Anfang Oktober sprach der Appellationsgerichtshof in Genua in zweiter Instanz die höchsten je ausgesprochenen Haftstrafen nach Gipfelprotesten aus.[1] Angeklagt waren 25 ItalienerInnen, denen seit 2001 der Prozess wegen „Plünderung und Verwüstung“ gemacht wird. Nachdem bereits die erste Instanz Strafen von bis zu zwölf Jahren verhängen wollte, hat das Appellationsgericht nun die Urteile noch verschärft. Zehn Angeklagte erhielten Haftstrafen von bis zu 15 Jahren. In einigen anderen Fällen gab es dagegen Freisprüche, weil das Gericht den Angeklagten zugestand, aus „Notwehr“ gehandelt zu haben. Sie hatten sich gegen den Angriff einer Polizeieinheit zur Wehr gesetzt, die sich auf eigene Faust vom Funkkontakt mit der Leitstelle abgekoppelt und die genehmigte Großdemonstration der „Disobbedienti“ angegriffen hatte. Diese Attacke war Ausgangspunkt für stundenlange Straßenschlachten zwischen Polizei und Tausenden DemonstrantInnen gewesen, in deren Verlauf auch der 21-jährige Carlo Giuliani erschossen wurde.
Einige weitere Angeklagten profitierten von der Einschätzung, dass ihre Vergehen nicht als „Plünderung und Verwüstung“ zu ahnden seien und damit unter die Verjährungsfrist fielen. Unter ihnen war auch einer der DemonstrantInnen, der zusammen mit Carlo Giuliani ein Polizeifahrzeug angriff, aus dem kurz darauf der bis heute ungeklärte tödliche Schuss abgefeuert wurde.
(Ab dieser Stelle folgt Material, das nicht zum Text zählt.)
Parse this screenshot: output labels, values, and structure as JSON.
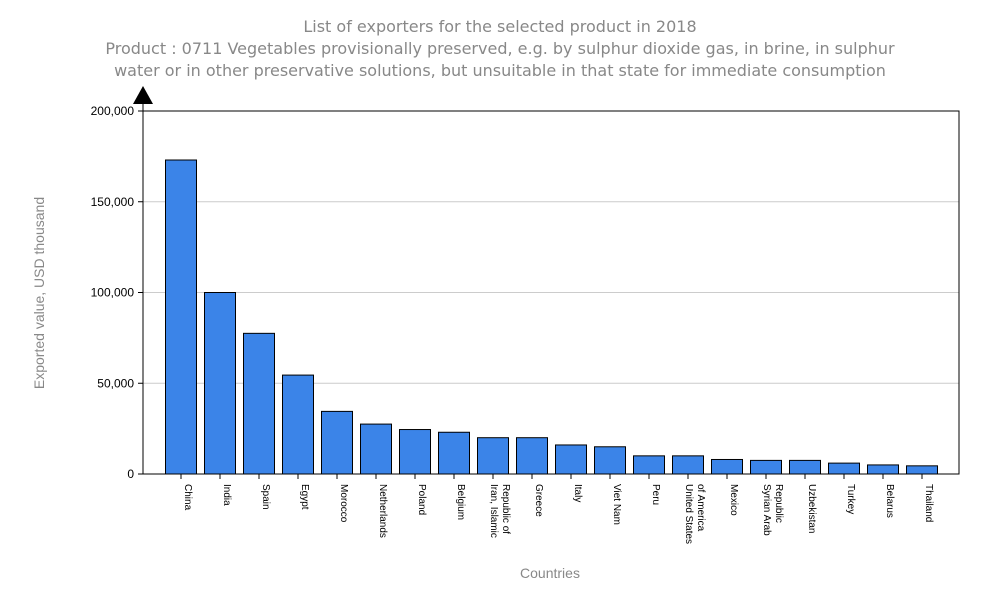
{
  "chart_data": {
    "type": "bar",
    "title": "List of exporters for the selected product in 2018",
    "subtitle_lines": [
      "Product : 0711 Vegetables provisionally preserved, e.g. by sulphur dioxide gas, in brine, in sulphur",
      "water or in other preservative solutions, but unsuitable in that state for immediate consumption"
    ],
    "xlabel": "Countries",
    "ylabel": "Exported value, USD thousand",
    "ylim": [
      0,
      200000
    ],
    "yticks": [
      0,
      50000,
      100000,
      150000,
      200000
    ],
    "ytick_labels": [
      "0",
      "50,000",
      "100,000",
      "150,000",
      "200,000"
    ],
    "grid": true,
    "bar_color": "#3b84e8",
    "categories": [
      [
        "China"
      ],
      [
        "India"
      ],
      [
        "Spain"
      ],
      [
        "Egypt"
      ],
      [
        "Morocco"
      ],
      [
        "Netherlands"
      ],
      [
        "Poland"
      ],
      [
        "Belgium"
      ],
      [
        "Iran, Islamic",
        "Republic of"
      ],
      [
        "Greece"
      ],
      [
        "Italy"
      ],
      [
        "Viet Nam"
      ],
      [
        "Peru"
      ],
      [
        "United States",
        "of America"
      ],
      [
        "Mexico"
      ],
      [
        "Syrian Arab",
        "Republic"
      ],
      [
        "Uzbekistan"
      ],
      [
        "Turkey"
      ],
      [
        "Belarus"
      ],
      [
        "Thailand"
      ]
    ],
    "values": [
      173000,
      100000,
      77500,
      54500,
      34500,
      27500,
      24500,
      23000,
      20000,
      20000,
      16000,
      15000,
      10000,
      10000,
      8000,
      7500,
      7500,
      6000,
      5000,
      4500
    ]
  }
}
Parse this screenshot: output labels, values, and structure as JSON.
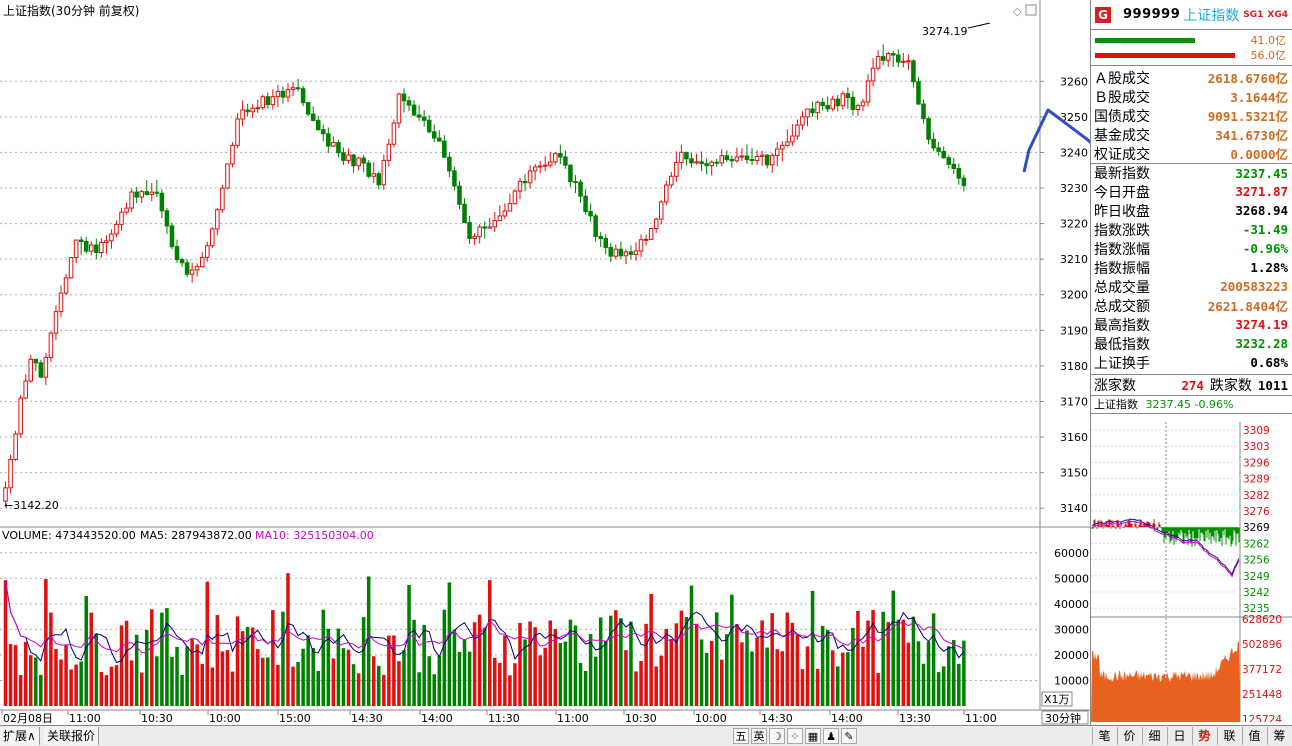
{
  "chart_title": "上证指数(30分钟 前复权)",
  "annotations": {
    "high_label": "3274.19",
    "low_label": "←3142.20"
  },
  "price_axis": [
    "3260",
    "3250",
    "3240",
    "3230",
    "3220",
    "3210",
    "3200",
    "3190",
    "3180",
    "3170",
    "3160",
    "3150",
    "3140"
  ],
  "volume_header": {
    "volume": "VOLUME: 473443520.00",
    "ma5": "MA5: 287943872.00",
    "ma10": "MA10: 325150304.00"
  },
  "volume_axis": [
    "60000",
    "50000",
    "40000",
    "30000",
    "20000",
    "10000"
  ],
  "volume_unit": "X1万",
  "time_axis": [
    "02月08日",
    "11:00",
    "10:30",
    "10:00",
    "15:00",
    "14:30",
    "14:00",
    "11:30",
    "11:00",
    "10:30",
    "10:00",
    "14:30",
    "14:00",
    "13:30",
    "11:00"
  ],
  "period_label": "30分钟",
  "side": {
    "code": "999999",
    "name": "上证指数",
    "badge1": "SG1",
    "badge2": "XG4",
    "buy_vol": "41.0亿",
    "sell_vol": "56.0亿",
    "stats": [
      {
        "label": "Ａ股成交",
        "value": "2618.6760亿",
        "color": "orange"
      },
      {
        "label": "Ｂ股成交",
        "value": "3.1644亿",
        "color": "orange"
      },
      {
        "label": "国债成交",
        "value": "9091.5321亿",
        "color": "orange"
      },
      {
        "label": "基金成交",
        "value": "341.6730亿",
        "color": "orange"
      },
      {
        "label": "权证成交",
        "value": "0.0000亿",
        "color": "orange"
      },
      {
        "label": "最新指数",
        "value": "3237.45",
        "color": "green"
      },
      {
        "label": "今日开盘",
        "value": "3271.87",
        "color": "red"
      },
      {
        "label": "昨日收盘",
        "value": "3268.94",
        "color": "black"
      },
      {
        "label": "指数涨跌",
        "value": "-31.49",
        "color": "green"
      },
      {
        "label": "指数涨幅",
        "value": "-0.96%",
        "color": "green"
      },
      {
        "label": "指数振幅",
        "value": "1.28%",
        "color": "black"
      },
      {
        "label": "总成交量",
        "value": "200583223",
        "color": "orange"
      },
      {
        "label": "总成交额",
        "value": "2621.8404亿",
        "color": "orange"
      },
      {
        "label": "最高指数",
        "value": "3274.19",
        "color": "red"
      },
      {
        "label": "最低指数",
        "value": "3232.28",
        "color": "green"
      },
      {
        "label": "上证换手",
        "value": "0.68%",
        "color": "black"
      }
    ],
    "up_label": "涨家数",
    "up_count": "274",
    "down_label": "跌家数",
    "down_count": "1011",
    "mini_title": "上证指数",
    "mini_value": "3237.45 -0.96%",
    "mini_axis": [
      "3309",
      "3303",
      "3296",
      "3289",
      "3282",
      "3276",
      "3269",
      "3262",
      "3256",
      "3249",
      "3242",
      "3235"
    ],
    "mini_vol_axis": [
      "628620",
      "502896",
      "377172",
      "251448",
      "125724"
    ]
  },
  "bottom": {
    "left_tabs": [
      "扩展∧",
      "关联报价"
    ],
    "ime": [
      "五",
      "英",
      "☽",
      "⁘",
      "▦",
      "♟",
      "✎"
    ],
    "right_tabs": [
      "笔",
      "价",
      "细",
      "日",
      "势",
      "联",
      "值",
      "筹"
    ]
  },
  "colors": {
    "up": "#e01010",
    "down": "#008000",
    "ma5": "#000080",
    "ma10": "#cc00cc",
    "drawn_line": "#3050c0"
  },
  "chart_data": {
    "type": "candlestick",
    "title": "上证指数(30分钟 前复权)",
    "ylim": [
      3135,
      3282
    ],
    "y_high": 3274.19,
    "y_low": 3142.2,
    "volume_ylim": [
      0,
      65000
    ],
    "volume_unit": "万",
    "last_volume": 473443520,
    "ma5": 287943872,
    "ma10": 325150304
  }
}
Mit dem Urteil sind längst nicht alle Verfahren rund um den G8-Gipfel in Genua abgeschlossen. Vermutlich werden die Verurteilten Berufung einlegen. Zudem werden im November Urteile gegen Angehörige der Polizei wegen des brutalen Angriffs auf schlafende AktivistInnen in der Diaz-Schule erwartet. Im Dezember will das Gericht ebenfalls gegen Polizisten und medizinisches Personal wegen Misshandlungen und folterähnlichen Zuständen in der Polizeikaserne Bolzaneto Urteile fällen. Beide Verfahren werden in zweiter Instanz verhandelt, auch hier ist eine Berufung möglich. In erster Instanz waren die Angeklagten beider Verfahren bereits zu Entschädigungszahlungen verurteilt worden. Das Geld sollte, ohne ein Zivilverfahren abzuwarten, an die Opfer gezahlt werden. Während viele NebenklägerInnen im Diaz-Verfahren ein Jahr später ihre Entschädigungen in fünfstelliger Höhe erhalten haben, streiten sich im Bolzaneto-Verfahren die Ministerien für Justiz und Inneres um die Zuständigkeit für die Vorleistung, die im späteren Zivilverfahren von den verurteilten Polizisten zurückzufordern ist. Diese Zivilverfahren werden wiederum Jahre dauern.
Indes hat das Genueser Gericht einen Tag vor seinem Spruch gegen die AktivistInnen den ehemaligen Polizeichef von Genua, De Gennaro, sowie den früheren Chef der politischen Polizei Digos, Spartaco Mortola, freigesprochen. Beide waren von der Staatsanwaltschaft angeklagt, Untergebene zur Falschaussage im Diaz-Verfahren angestiftet zu haben. Damit zerschlug sich ein weiterer Versuch, höhere Ränge der Polizei für das Massaker in der Diaz-Schule zur Rechenschaft zu ziehen.